Unlike in 2008, U.S. consumers’ credit card bills took priority over mortgage payments and other debts, according to survey data Auriemma Consulting Group released recently. In the consulting firm’s latest edition of Cardbeat, Editor Nancy Stahl contends credit cards rose in consumers’ payment hierarchies because card issuers tightened their underwriting rules while mortgage foreclosures became commonplace, “swaying borrowers toward the conclusion that it’s more important to be current on their credit card than on their mortgage.”
Auriemma in October surveyed 430 credit card users and compared the results with a similar survey of 501 card users it conducted in June 2008. Asked to rank the order in which they would pay off 10 different types of loans, respondents this year ranked their most frequently used credit card first, up from fourth a year ago.

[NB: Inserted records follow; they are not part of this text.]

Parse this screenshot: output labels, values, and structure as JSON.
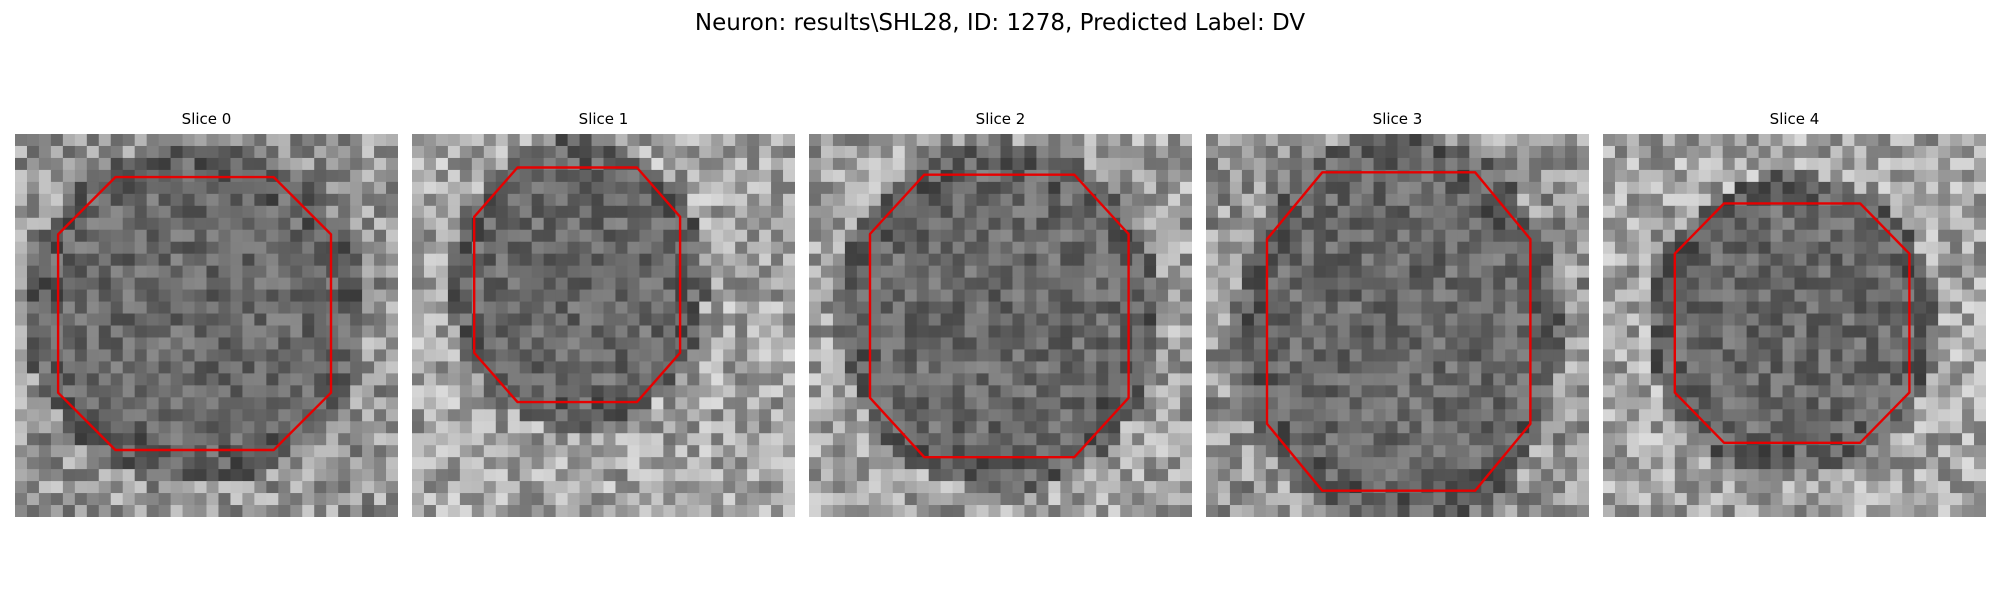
{
  "figure": {
    "title": "Neuron: results\\SHL28, ID: 1278, Predicted Label: DV"
  },
  "style": {
    "contour_color": "#e60000",
    "image_colormap": "gray"
  },
  "slices": [
    {
      "title": "Slice 0"
    },
    {
      "title": "Slice 1"
    },
    {
      "title": "Slice 2"
    },
    {
      "title": "Slice 3"
    },
    {
      "title": "Slice 4"
    }
  ]
}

After paying their credit card, respondents this year said they would pay in descending order their mortgage, their car loan, a personal loan, a personal line of credit, a secondary credit card, a home equity loan, and a home equity line of credit. Last year respondents said they would pay their mortgage first, followed by their car loan, a home-equity loan, their primary credit card, a home equity line of credit, a personal loan, a personal line of credit and a secondary credit card. In both surveys, private-label credit card and student-loan payments ranked ninth and 10th respectively.
Credit cards rose to the top of consumers’ payment hierarchies because revolving credit is enabling many consumers to cope with the uncertain economy, Stahl suggests. “Cash-strapped consumers view their credit cards as their lifeline necessary for juggling daily living expenses,” she wrote.